[The Religion of Babylonia and Assyria by Morris Jastrow]@TWC D-Link bookThe Religion of Babylonia and Assyria CHAPTER IV 59/108
It is quite possible, therefore, that the two aspects of Venus, as evening and morning stars, corresponding, as they do, to the summer and winter seasons, are reflected in this double character of the goddess.
We are not justified, however, in going further and assuming that her double role as daughter of Sin and daughter of Anu is to be accounted for in the same manner.
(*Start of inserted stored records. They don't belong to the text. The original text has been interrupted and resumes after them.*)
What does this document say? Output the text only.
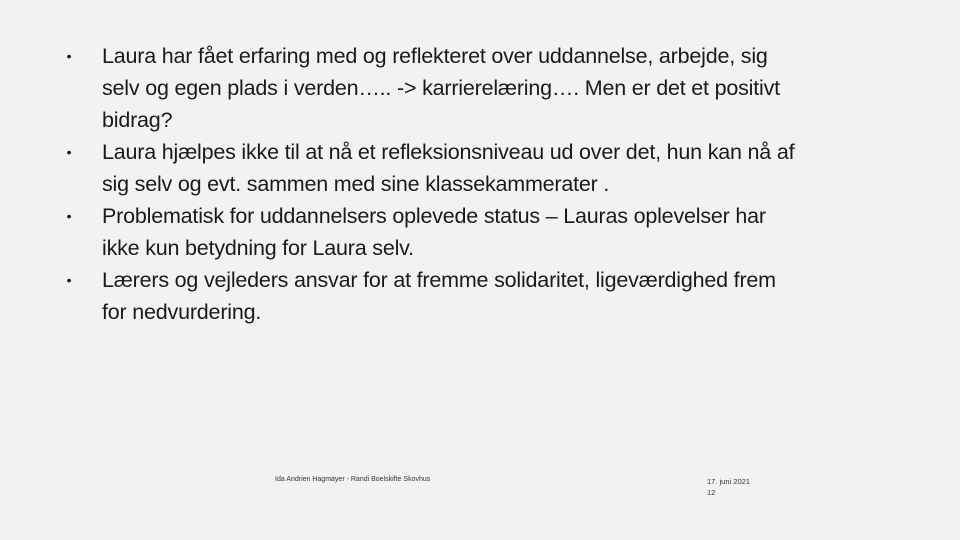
• Laura har fået erfaring med og reflekteret over uddannelse, arbejde, sig selv og egen plads i verden….. -> karrierelæring…. Men er det et positivt bidrag?
• Laura hjælpes ikke til at nå et refleksionsniveau ud over det, hun kan nå af sig selv og evt. sammen med sine klassekammerater .
• Problematisk for uddannelsers oplevede status – Lauras oplevelser har ikke kun betydning for Laura selv.
• Lærers og vejleders ansvar for at fremme solidaritet, ligeværdighed frem for nedvurdering.
Ida Andrien Hagmayer - Randi Boelskifte Skovhus	17. juni 2021
12
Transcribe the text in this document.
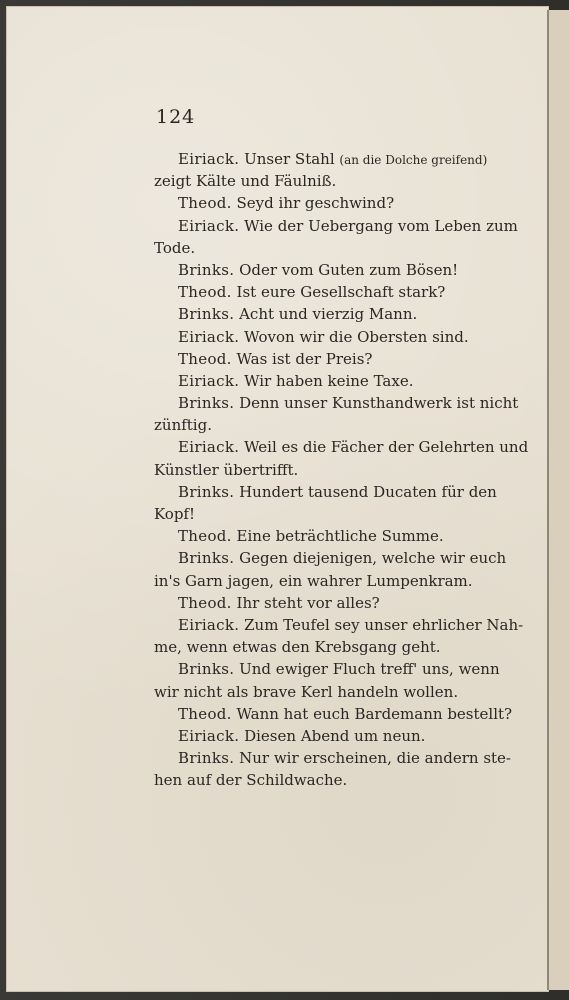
124
Eiriack. Unser Stahl (an die Dolche greifend)
zeigt Kälte und Fäulniß.
Theod. Seyd ihr geschwind?
Eiriack. Wie der Uebergang vom Leben zum
Tode.
Brinks. Oder vom Guten zum Bösen!
Theod. Ist eure Gesellschaft stark?
Brinks. Acht und vierzig Mann.
Eiriack. Wovon wir die Obersten sind.
Theod. Was ist der Preis?
Eiriack. Wir haben keine Taxe.
Brinks. Denn unser Kunsthandwerk ist nicht
zünftig.
Eiriack. Weil es die Fächer der Gelehrten und
Künstler übertrifft.
Brinks. Hundert tausend Ducaten für den
Kopf!
Theod. Eine beträchtliche Summe.
Brinks. Gegen diejenigen, welche wir euch
in's Garn jagen, ein wahrer Lumpenkram.
Theod. Ihr steht vor alles?
Eiriack. Zum Teufel sey unser ehrlicher Nah-
me, wenn etwas den Krebsgang geht.
Brinks. Und ewiger Fluch treff' uns, wenn
wir nicht als brave Kerl handeln wollen.
Theod. Wann hat euch Bardemann bestellt?
Eiriack. Diesen Abend um neun.
Brinks. Nur wir erscheinen, die andern ste-
hen auf der Schildwache.
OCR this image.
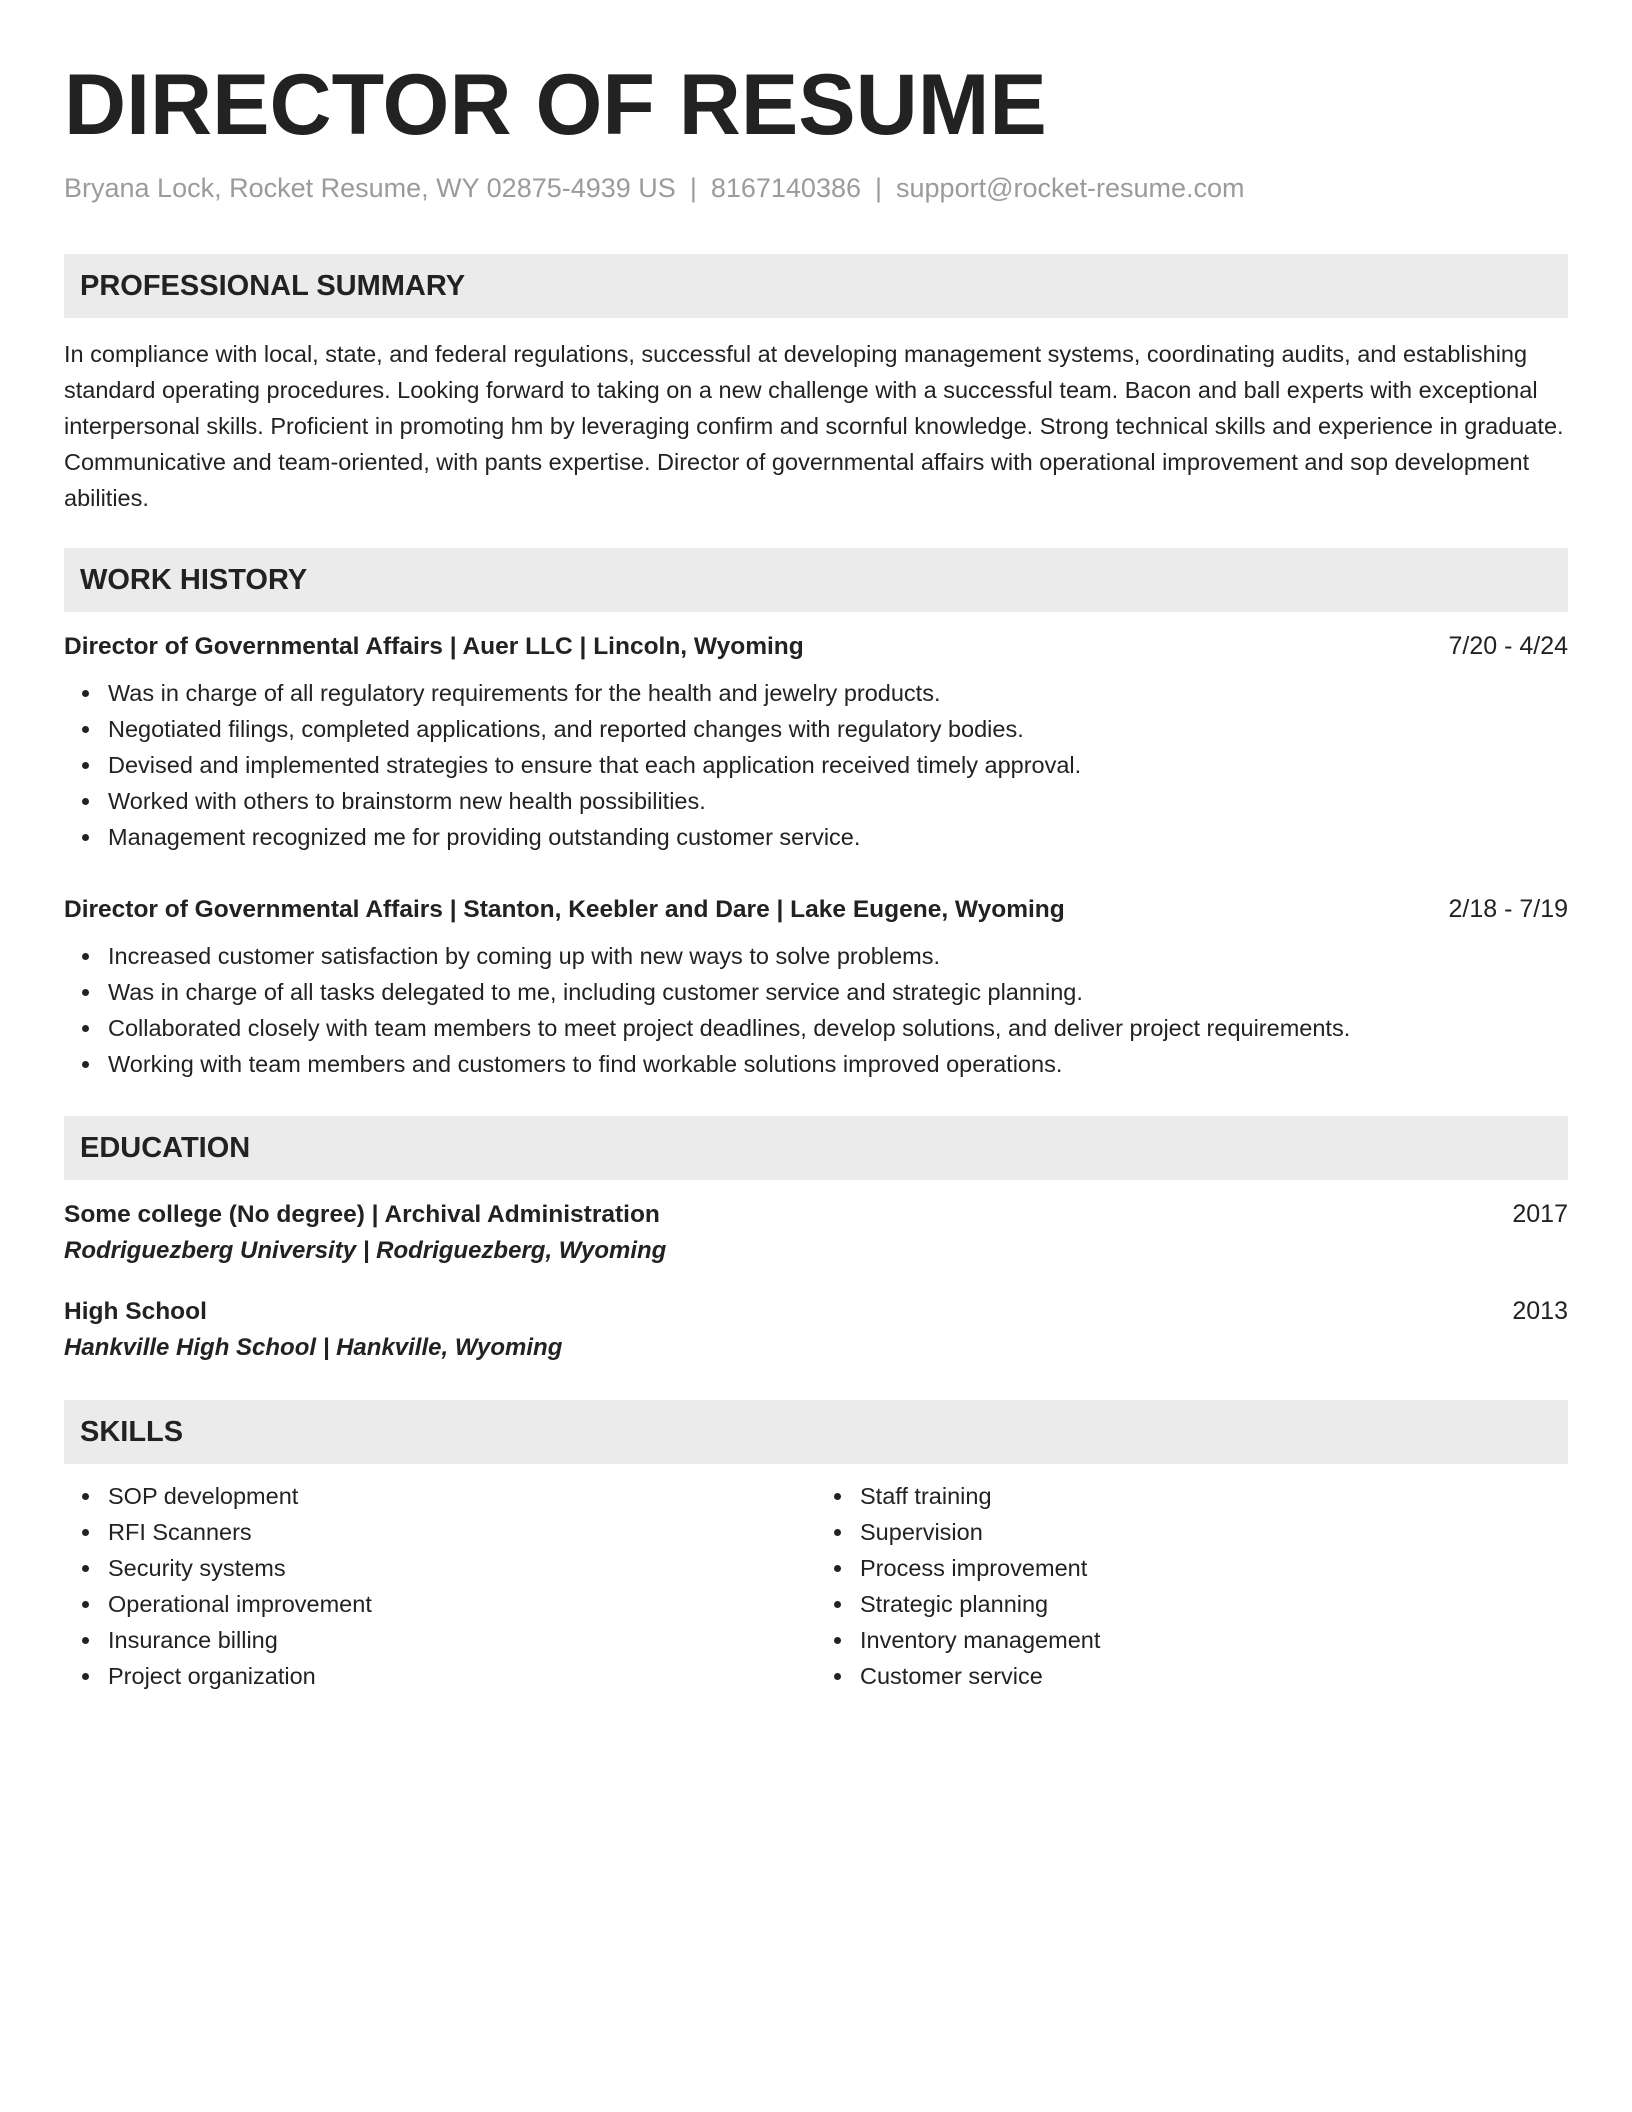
DIRECTOR OF RESUME
Bryana Lock, Rocket Resume, WY 02875-4939 US | 8167140386 | support@rocket-resume.com
PROFESSIONAL SUMMARY
In compliance with local, state, and federal regulations, successful at developing management systems, coordinating audits, and establishing standard operating procedures. Looking forward to taking on a new challenge with a successful team. Bacon and ball experts with exceptional interpersonal skills. Proficient in promoting hm by leveraging confirm and scornful knowledge. Strong technical skills and experience in graduate. Communicative and team-oriented, with pants expertise. Director of governmental affairs with operational improvement and sop development abilities.
WORK HISTORY
Director of Governmental Affairs | Auer LLC | Lincoln, Wyoming	7/20 - 4/24
Was in charge of all regulatory requirements for the health and jewelry products.
Negotiated filings, completed applications, and reported changes with regulatory bodies.
Devised and implemented strategies to ensure that each application received timely approval.
Worked with others to brainstorm new health possibilities.
Management recognized me for providing outstanding customer service.
Director of Governmental Affairs | Stanton, Keebler and Dare | Lake Eugene, Wyoming	2/18 - 7/19
Increased customer satisfaction by coming up with new ways to solve problems.
Was in charge of all tasks delegated to me, including customer service and strategic planning.
Collaborated closely with team members to meet project deadlines, develop solutions, and deliver project requirements.
Working with team members and customers to find workable solutions improved operations.
EDUCATION
Some college (No degree) | Archival Administration	2017
Rodriguezberg University | Rodriguezberg, Wyoming
High School	2013
Hankville High School | Hankville, Wyoming
SKILLS
SOP development
RFI Scanners
Security systems
Operational improvement
Insurance billing
Project organization
Staff training
Supervision
Process improvement
Strategic planning
Inventory management
Customer service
In the Gilgamesh epic, she is found in association with Anu, and to the latter she appeals for protection as her father, and yet it is as the daughter of Sin that she enters the world of the dead to seek for the waters that may heal her bridegroom, Tammuz.[70] Evidently, the distinction between Ishtar as the daughter of Anu and as the daughter of Sin is not an important one, the term daughter in both cases being a metaphor to express a relationship both of physical nature and of a political character.
Of the various forms under which the goddess appears, that of Anunit--a feminine form indicating descent from and appertaining to Anu--attaches itself most clearly to the god of heaven, and it may be that it was not until the assimilation of Anunit and Nana with Ishtar that the goddess is viewed as at once the daughter of Anu and of Sin.
If this be so, there is surely nothing strange in the fact that a planet like Venus should be regarded in one place as the daughter of heaven and in another brought into relationship with the moon.